North Korea regards U.S. President Donald Trump’s recent words against its leadership as a declaration of war, said the country’s foreign minister.
Trump tweeted on Saturday that “they won’t be around much longer” if the North Korean leadership continues to make threats.
The North Korean foreign minister, Ri Yong-ho, said in a statement to press in New York Monday morning that these words amounted to declaring war.
“Last weekend Trump claimed that our leadership wouldn’t be around much longer. He declared a war on our country,” he said.
Given the fact that these words come from the head of state, he said, they are “clearly a declaration of war.”
The White House disagrees. “We have not declared war on North Korea and frankly the suggestion of that is absurd,” said White House press secretary Sarah Huckabee Sanders during a briefing Monday afternoon. “Our goal is still the same. We continue to seek the peaceful de-nuclearization of the Korean peninsula.”
North Korea has remained technically at war with the United States for decades, since the 1950-53 Korean War ended in a truce not a peace treaty.
Ri said he hoped that the international community would remember that “It was the U.S. who first declared war on our country” and as such, North Korea should defend itself.
“Since the United States declared war on our country, we will have every right to make countermeasures, including the right to shoot down United States strategic bombers even when they are not inside the airspace border of our country.”
WATCH: U.S. President Donald Trump says North Korea’s Foreign Minister Ri Yong Ho and leader Kim Jong Un “won’t be around much longer”
Ri made the statement then returned from his car to the press microphones to add: “In light of the declaration of war by Trump, all options will be on the operations table of the supreme leadership of the DPRK (Democratic Peoples Republic of Korea).”
This is not the first time North Korea has said that the U.S. has declared war on them. In 2016, they claimed that U.S. sanctions amounted to war.
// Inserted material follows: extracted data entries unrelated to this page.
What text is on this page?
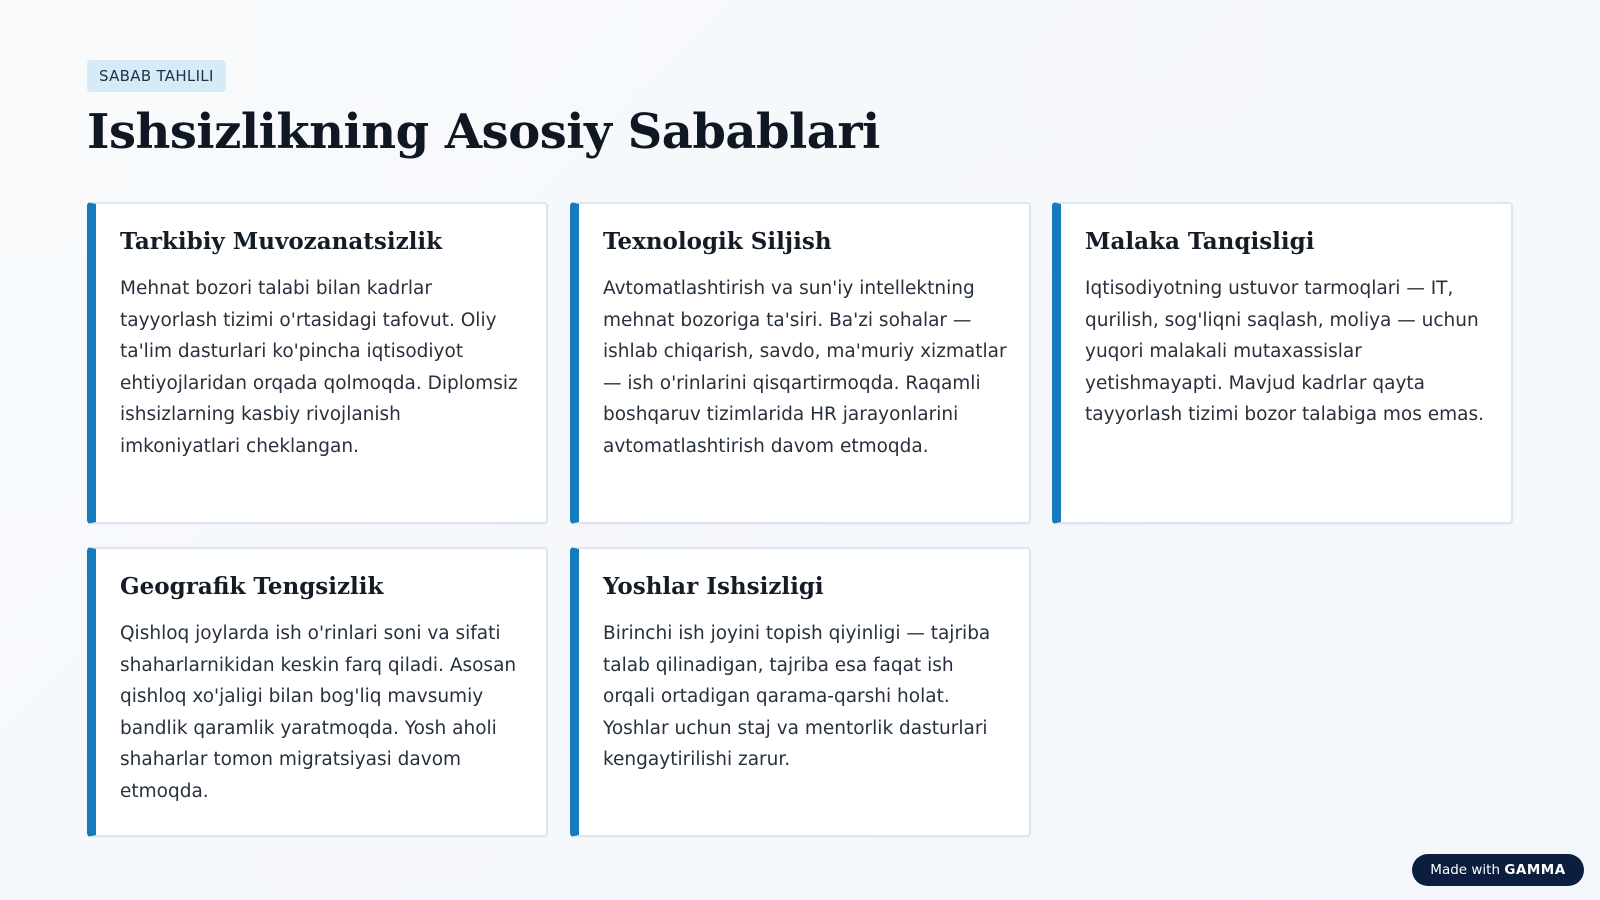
SABAB TAHLILI
Ishsizlikning Asosiy Sabablari
Tarkibiy Muvozanatsizlik

Mehnat bozori talabi bilan kadrlar tayyorlash tizimi o'rtasidagi tafovut. Oliy ta'lim dasturlari ko'pincha iqtisodiyot ehtiyojlaridan orqada qolmoqda. Diplomsiz ishsizlarning kasbiy rivojlanish imkoniyatlari cheklangan.

Texnologik Siljish

Avtomatlashtirish va sun'iy intellektning mehnat bozoriga ta'siri. Ba'zi sohalar — ishlab chiqarish, savdo, ma'muriy xizmatlar — ish o'rinlarini qisqartirmoqda. Raqamli boshqaruv tizimlarida HR jarayonlarini avtomatlashtirish davom etmoqda.

Malaka Tanqisligi

Iqtisodiyotning ustuvor tarmoqlari — IT, qurilish, sog'liqni saqlash, moliya — uchun yuqori malakali mutaxassislar yetishmayapti. Mavjud kadrlar qayta tayyorlash tizimi bozor talabiga mos emas.

Geografik Tengsizlik

Qishloq joylarda ish o'rinlari soni va sifati shaharlarnikidan keskin farq qiladi. Asosan qishloq xo'jaligi bilan bog'liq mavsumiy bandlik qaramlik yaratmoqda. Yosh aholi shaharlar tomon migratsiyasi davom etmoqda.

Yoshlar Ishsizligi

Birinchi ish joyini topish qiyinligi — tajriba talab qilinadigan, tajriba esa faqat ish orqali ortadigan qarama-qarshi holat. Yoshlar uchun staj va mentorlik dasturlari kengaytirilishi zarur.

Made with GAMMA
They also once said that South Korean propaganda broadcasts were declarations of war, as was a policy of a preemptive strike.
The increasingly heated rhetoric between Trump and North Korean leader Kim Jong Un is raising fears of a risk of a miscalculation by one side or the other that could have massive repercussions.
China called on Monday for all sides in the North Korea missile crisis to show restraint and not “add oil to the flames.” China is North Korea’s major trading partner.
Asked how concerned China was the war of words between Trump and North Korea could get out of control, Foreign Ministry spokesman Lu Kang described the situation as highly complex and sensitive.
It was vitally important everyone strictly, fully and correctly implemented all North Korea related U.N. resolutions, Lu said, resolutions which call for both tighter sanctions and efforts to resume dialogue.
WATCH: South Korean foreign minister says North Korea ‘likely’ to conduct further provocations
All sides should “not further irritate each other and add oil to the flames of the tense situation on the peninsula at present”, Lu told a daily news briefing.
“We hope all sides do not continue doing things to irritate each other and should instead exercise restraint.”